Rationale for SEBI’s Consultation Initiative
ESG ratings constitute an integral component of contemporary investment strategies, providing critical insights into an entity’s environmental, social, and governance (ESG) performance.
SEBI has received substantive representations from ERPs seeking elucidation regarding the extant regulatory framework articulated in the Master Circular issued on May 16, 2024.
The proposed refinements aim to harmonize disclosure practices, reinforce governance mechanisms, and ensure procedural consistency in ESG rating methodologies.
Salient Features of the Proposed Regulatory Framework:
1. Parameters Governing ESG Rating Withdrawal
ERPs adopting the Subscriber-Pays model may execute rating withdrawals solely in the absence of active subscriptions at the time of withdrawal.
ERPs adhering to the Issuer-Pays model must satisfy the following stipulations:
In the context of securities: The rating must have been assigned continuously for a minimum of three years or 50% of the security’s tenure, whichever is greater, and must obtain a No-Objection Certificate (NOC) from 75% of bondholders by value.
For corporate issuers: Ratings can only be withdrawn after a sustained three-year period of assessment.
2. Disclosure Obligations for ESG Rating Rationales
ERPs operating under a Subscriber-Pays framework may restrict access to detailed rating rationales exclusively to their subscribers rather than making them publicly accessible.
Notwithstanding, all ERPs are mandated to disclose fundamental rating attributes, including issuer identity, sector classification, ESG rating assignment, and rating issuance date, on publicly available platforms.

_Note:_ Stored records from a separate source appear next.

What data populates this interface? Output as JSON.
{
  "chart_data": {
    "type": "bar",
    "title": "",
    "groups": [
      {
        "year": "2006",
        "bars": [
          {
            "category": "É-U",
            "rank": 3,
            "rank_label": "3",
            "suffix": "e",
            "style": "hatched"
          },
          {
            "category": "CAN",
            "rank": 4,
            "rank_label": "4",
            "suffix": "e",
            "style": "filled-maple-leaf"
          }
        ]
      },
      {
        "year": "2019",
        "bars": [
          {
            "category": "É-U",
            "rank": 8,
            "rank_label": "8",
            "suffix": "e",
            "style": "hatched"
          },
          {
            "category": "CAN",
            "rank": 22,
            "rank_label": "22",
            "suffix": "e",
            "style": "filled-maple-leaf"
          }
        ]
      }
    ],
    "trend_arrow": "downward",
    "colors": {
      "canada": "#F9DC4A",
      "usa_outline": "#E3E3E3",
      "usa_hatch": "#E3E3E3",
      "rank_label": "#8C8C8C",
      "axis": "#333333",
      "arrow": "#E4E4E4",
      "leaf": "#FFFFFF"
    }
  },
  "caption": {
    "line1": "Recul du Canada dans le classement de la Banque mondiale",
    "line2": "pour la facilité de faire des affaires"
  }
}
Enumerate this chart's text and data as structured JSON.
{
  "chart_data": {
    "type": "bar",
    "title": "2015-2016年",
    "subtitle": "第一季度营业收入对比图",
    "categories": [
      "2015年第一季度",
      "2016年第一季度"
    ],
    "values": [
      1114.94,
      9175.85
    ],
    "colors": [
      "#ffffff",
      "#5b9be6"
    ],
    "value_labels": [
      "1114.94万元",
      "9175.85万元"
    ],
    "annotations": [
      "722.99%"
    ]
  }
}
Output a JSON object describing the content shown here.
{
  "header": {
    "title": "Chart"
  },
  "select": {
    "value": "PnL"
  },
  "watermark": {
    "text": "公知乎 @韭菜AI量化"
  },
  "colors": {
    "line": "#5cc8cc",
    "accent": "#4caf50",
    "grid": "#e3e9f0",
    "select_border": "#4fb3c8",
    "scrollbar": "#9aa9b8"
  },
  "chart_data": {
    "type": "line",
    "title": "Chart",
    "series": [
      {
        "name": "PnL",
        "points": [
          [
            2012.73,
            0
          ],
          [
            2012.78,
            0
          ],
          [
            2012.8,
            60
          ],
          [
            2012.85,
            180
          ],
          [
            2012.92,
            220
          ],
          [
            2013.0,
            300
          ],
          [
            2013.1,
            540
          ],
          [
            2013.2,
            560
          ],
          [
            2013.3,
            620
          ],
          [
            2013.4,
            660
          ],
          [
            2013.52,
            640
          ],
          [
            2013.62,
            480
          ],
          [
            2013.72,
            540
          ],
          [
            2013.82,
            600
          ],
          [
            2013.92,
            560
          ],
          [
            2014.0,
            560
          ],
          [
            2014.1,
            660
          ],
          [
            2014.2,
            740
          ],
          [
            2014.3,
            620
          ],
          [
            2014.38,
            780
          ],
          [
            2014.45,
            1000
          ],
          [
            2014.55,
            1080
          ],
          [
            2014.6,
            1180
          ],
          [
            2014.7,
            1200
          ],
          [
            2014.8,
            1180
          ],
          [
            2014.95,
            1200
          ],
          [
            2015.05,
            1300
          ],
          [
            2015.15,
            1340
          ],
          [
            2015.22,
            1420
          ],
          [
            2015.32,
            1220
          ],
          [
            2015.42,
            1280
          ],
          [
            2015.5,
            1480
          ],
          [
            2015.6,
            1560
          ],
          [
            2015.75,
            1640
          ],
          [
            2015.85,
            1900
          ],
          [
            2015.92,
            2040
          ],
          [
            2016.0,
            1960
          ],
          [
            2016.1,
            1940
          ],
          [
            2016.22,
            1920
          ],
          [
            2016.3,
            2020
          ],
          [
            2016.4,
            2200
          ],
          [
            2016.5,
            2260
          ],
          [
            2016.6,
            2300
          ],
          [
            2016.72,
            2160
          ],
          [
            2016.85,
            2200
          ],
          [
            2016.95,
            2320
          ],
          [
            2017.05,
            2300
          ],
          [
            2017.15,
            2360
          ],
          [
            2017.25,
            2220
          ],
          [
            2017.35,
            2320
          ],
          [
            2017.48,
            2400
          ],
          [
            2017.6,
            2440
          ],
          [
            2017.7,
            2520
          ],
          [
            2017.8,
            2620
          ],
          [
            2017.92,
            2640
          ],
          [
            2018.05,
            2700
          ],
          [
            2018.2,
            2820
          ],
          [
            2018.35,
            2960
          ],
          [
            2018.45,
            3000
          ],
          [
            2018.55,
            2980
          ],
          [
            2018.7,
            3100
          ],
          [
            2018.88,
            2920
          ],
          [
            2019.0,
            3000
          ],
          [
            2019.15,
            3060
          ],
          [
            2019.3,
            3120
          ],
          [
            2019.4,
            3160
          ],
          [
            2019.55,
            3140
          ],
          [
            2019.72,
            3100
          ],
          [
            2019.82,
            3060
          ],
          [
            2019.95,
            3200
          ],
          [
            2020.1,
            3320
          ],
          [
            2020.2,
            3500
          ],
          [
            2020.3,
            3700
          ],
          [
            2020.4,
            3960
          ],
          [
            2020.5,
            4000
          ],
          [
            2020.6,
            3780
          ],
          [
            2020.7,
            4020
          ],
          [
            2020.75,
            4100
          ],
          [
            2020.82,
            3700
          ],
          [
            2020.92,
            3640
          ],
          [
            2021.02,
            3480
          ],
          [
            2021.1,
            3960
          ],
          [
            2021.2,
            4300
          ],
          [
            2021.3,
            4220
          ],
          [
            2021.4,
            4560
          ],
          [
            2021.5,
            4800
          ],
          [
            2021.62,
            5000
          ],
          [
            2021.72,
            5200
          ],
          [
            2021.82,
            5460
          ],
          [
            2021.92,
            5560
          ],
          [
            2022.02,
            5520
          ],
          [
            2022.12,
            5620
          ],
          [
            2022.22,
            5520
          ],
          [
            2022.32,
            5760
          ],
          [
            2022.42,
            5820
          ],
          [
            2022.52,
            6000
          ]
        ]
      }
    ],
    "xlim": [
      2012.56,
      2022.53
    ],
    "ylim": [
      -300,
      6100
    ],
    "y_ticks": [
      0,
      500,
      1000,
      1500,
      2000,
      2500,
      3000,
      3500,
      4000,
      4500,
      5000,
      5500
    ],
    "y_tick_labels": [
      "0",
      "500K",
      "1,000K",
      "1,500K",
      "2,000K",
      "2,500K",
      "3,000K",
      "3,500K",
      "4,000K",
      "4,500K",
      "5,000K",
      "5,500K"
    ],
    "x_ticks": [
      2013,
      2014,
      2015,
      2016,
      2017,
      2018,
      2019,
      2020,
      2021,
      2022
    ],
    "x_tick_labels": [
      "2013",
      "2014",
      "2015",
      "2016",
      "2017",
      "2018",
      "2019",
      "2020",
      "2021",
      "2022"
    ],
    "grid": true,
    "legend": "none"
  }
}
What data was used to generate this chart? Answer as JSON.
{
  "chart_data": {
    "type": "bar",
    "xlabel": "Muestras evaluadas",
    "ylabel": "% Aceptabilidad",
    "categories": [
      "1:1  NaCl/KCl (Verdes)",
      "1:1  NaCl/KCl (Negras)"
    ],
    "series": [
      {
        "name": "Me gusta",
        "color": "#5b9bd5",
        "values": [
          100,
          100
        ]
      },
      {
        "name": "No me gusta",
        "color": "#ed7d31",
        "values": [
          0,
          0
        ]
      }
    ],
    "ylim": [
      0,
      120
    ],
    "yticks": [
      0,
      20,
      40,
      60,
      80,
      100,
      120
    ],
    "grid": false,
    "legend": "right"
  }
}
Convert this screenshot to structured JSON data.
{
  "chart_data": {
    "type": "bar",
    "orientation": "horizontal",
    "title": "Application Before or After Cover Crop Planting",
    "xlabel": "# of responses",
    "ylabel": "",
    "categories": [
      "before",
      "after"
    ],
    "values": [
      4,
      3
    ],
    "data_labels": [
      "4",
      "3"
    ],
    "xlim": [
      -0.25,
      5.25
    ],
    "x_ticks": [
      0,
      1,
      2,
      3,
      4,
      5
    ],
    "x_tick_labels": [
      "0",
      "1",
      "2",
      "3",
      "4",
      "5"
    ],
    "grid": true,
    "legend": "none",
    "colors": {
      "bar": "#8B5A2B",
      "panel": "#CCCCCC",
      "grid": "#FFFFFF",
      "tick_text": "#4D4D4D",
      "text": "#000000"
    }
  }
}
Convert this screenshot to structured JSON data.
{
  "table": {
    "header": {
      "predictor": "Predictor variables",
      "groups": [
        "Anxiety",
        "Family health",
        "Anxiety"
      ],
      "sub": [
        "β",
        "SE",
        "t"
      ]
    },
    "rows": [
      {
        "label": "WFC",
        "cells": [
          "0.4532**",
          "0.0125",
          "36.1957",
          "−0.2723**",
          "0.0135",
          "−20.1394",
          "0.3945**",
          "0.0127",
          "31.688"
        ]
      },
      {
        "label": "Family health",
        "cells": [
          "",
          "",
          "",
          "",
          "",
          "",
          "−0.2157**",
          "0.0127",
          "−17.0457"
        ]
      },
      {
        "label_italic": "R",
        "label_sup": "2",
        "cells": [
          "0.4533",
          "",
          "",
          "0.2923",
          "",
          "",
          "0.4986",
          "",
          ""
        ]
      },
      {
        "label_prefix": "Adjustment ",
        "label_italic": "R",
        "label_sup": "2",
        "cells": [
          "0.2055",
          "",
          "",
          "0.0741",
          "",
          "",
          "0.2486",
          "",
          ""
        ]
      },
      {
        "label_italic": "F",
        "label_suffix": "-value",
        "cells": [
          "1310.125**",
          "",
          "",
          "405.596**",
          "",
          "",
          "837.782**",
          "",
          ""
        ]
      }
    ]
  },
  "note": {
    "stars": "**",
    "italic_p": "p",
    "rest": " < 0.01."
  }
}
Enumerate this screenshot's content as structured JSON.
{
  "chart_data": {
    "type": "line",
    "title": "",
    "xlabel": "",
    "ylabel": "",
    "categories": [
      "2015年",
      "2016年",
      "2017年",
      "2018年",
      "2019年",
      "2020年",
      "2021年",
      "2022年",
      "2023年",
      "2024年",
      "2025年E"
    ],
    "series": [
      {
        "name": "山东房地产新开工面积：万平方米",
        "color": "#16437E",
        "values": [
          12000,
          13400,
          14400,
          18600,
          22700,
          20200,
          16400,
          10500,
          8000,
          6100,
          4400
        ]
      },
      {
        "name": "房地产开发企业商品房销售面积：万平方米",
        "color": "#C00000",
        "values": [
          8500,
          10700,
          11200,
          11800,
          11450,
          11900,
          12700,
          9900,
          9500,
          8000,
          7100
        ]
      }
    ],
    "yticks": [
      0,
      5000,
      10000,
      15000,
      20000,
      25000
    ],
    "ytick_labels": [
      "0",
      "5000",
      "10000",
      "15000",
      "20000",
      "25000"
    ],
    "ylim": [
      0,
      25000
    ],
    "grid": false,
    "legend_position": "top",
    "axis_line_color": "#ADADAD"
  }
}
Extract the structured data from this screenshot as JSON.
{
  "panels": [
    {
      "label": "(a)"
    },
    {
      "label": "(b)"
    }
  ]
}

Stock exchanges shall be required to host a dedicated repository of ESG ratings on their websites, segmented for both corporate issuers and debt instruments.
3. Internal Auditory Compliance for ERPs
ERPs must conduct periodic internal audits to uphold regulatory adherence and operational veracity.
Category-II ERPs (typically emergent or smaller-scale entities) are accorded a two-year deferment before mandatory compliance with internal audit requirements.
4. Governance and Oversight Enhancements for ERPs
ERPs are required to institute an ESG Ratings Sub-Committee and a Nomination and Remuneration Committee (NRC) to ensure stringent governance protocols.
Category-II ERPs are provisionally exempted for a two-year moratorium before compliance with these governance structures becomes obligatory.
In the interim, governance responsibilities typically assigned to these committees shall be overseen by the ERP’s board of directors.
Regulatory Implementation and Stakeholder Engagement
The proposed circular shall be operationalized immediately upon finalization.
SEBI has solicited public commentary regarding the proposed amendments.
Stakeholders must submit their responses no later than March 6, 2025, via SEBI’s online consultation portal.
Conclusion
SEBI’s regulatory enhancements seek to elevate the credibility, transparency, and analytical rigor of ESG rating mechanisms. The proposed amendments endeavour to streamline the procedural efficacy of rating withdrawals, refine disclosure mandates, and instil robust governance standards within the ERP ecosystem. Given the escalating prominence of ESG considerations in investment paradigms, these regulatory refinements are poised to align India’s ESG rating framework with globally acknowledged best practices.